A New Hair Transplant Technique Discovered, and It Uses Fat Instead of Hair Grafts

For many, hair is directly related to a person’s self-confidence.Closeup young man serious hair loss problem for hair loss concept

While some people who have an excess of hair invest in laser hair removal, as this method can reduce hair around 20% to 30% per treatment every four to six weeks, some people may actually have the opposite problem: not enough hair.

Both males and females suffer from pattern baldness. One popular treatment for this condition is a hair transplant. The typical hair transplant involves a surgeon taking strips of hair follicles from other parts of the body and transplanting them into the areas that need hair growth the most.

However, a team of international doctors has discovered a new and unusual way to increase hair growth while also whittling down a patient’s figure.

Dr. Edward Ball, from the Maitland Clinic in England, along with Dr. Craig Ziering of Ziering Medical in Beverly Hills, has come up with a creative hair transplant approach — using liposuction, they remove fat from a patient’s stomach, enhancing the fat with stem cells, then injecting it back into the head.

While it sounds pretty unconventional, this new method has seen great success. According to the Sun, Ball and Ziering’s pilot study has shown an average of 93% increase in hair growth along with a 23% increase in hair count within six months.

For their study, the doctors have tested their new treatment technique on six volunteers, and they use the idea that stem cells, fat, and hair growth are all inter-related. According to the doctors, hair follicle cells interact with adipose connective tissues, which store excess fat.
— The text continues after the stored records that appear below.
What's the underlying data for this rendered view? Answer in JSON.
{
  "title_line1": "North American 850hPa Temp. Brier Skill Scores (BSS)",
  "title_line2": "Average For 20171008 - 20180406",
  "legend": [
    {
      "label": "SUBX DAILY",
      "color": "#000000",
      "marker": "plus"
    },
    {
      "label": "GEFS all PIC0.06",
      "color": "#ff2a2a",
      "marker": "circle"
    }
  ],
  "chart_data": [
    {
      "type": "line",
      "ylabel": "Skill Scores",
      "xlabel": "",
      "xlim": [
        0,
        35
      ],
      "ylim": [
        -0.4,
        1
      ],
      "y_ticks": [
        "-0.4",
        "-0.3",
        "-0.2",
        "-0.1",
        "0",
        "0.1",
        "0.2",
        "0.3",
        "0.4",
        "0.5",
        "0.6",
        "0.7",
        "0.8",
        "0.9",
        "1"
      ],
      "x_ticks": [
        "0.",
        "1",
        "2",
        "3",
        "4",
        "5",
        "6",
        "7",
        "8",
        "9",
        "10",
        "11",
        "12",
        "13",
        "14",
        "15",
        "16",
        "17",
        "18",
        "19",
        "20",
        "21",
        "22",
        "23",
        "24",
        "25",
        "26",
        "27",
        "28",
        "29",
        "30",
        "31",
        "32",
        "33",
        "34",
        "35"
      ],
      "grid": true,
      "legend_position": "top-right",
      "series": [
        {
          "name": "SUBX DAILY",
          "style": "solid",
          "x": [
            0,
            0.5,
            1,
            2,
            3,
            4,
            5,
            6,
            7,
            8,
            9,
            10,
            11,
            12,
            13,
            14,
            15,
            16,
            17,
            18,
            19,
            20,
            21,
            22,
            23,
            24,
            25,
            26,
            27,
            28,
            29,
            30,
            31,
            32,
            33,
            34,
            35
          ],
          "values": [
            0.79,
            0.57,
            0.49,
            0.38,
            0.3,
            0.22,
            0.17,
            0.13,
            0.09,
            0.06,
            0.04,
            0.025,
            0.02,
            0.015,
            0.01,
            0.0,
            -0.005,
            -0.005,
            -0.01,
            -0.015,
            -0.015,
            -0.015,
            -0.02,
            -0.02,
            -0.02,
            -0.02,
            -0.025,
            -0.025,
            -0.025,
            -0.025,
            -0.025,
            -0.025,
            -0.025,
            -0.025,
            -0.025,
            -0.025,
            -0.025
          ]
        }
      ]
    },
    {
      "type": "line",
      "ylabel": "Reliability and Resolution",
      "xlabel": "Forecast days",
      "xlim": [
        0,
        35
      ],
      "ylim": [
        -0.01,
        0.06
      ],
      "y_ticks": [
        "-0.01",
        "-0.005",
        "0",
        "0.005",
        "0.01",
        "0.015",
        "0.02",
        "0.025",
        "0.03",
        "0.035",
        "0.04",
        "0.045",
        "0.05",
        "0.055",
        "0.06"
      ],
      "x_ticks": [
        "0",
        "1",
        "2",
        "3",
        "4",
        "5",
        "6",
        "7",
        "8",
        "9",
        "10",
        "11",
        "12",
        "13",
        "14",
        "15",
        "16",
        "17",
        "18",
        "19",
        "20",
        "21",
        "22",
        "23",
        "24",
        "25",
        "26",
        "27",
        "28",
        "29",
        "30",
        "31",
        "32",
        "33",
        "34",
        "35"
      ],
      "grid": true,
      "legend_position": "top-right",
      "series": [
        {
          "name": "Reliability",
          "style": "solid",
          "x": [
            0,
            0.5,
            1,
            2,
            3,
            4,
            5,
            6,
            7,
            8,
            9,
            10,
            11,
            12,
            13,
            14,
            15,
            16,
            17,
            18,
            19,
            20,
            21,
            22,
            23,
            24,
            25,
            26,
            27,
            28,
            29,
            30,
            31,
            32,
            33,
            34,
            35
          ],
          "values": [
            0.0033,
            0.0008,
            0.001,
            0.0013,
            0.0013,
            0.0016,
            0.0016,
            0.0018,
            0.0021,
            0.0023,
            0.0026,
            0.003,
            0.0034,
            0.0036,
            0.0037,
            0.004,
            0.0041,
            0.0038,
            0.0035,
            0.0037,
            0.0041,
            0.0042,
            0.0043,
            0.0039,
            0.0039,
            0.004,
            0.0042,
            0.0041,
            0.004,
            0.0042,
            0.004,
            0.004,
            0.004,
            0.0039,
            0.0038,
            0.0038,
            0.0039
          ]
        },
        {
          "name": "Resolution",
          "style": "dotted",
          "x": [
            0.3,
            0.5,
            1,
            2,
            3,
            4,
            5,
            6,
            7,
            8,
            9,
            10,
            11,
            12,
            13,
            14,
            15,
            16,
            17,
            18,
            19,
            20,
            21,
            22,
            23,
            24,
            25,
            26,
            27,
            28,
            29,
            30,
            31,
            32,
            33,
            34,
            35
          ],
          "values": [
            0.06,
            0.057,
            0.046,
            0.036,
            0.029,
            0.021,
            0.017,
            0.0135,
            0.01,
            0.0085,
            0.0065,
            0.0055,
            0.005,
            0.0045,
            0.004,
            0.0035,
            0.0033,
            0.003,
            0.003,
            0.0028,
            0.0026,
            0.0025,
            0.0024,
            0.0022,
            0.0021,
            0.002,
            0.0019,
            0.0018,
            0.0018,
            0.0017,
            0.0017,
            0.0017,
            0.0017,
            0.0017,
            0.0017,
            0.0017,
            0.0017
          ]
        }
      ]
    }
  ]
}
Their belief is that if they can access adipose tissue from other places in the body, such as the stomach where there is an excess, then inject it into the head, they will trigger hair growth in new areas.

During the treatment, each one of Dr. Ball’s patients had about 1 ml of stem cell-enriched fat per square centimeter of the scalp. They took pictures of each patient at intervals of 12, 24, and 32 weeks, and they found that the hair count in patients on average grew from 17.7 per square inch to 31.2. There was also an increase in the thickness of the hair, by 24%.

Even though the two doctors had a small sample size, they are calling for extra trials to be made as these results have the potential to open up a whole realm of possibilities within the world of hair loss treatments.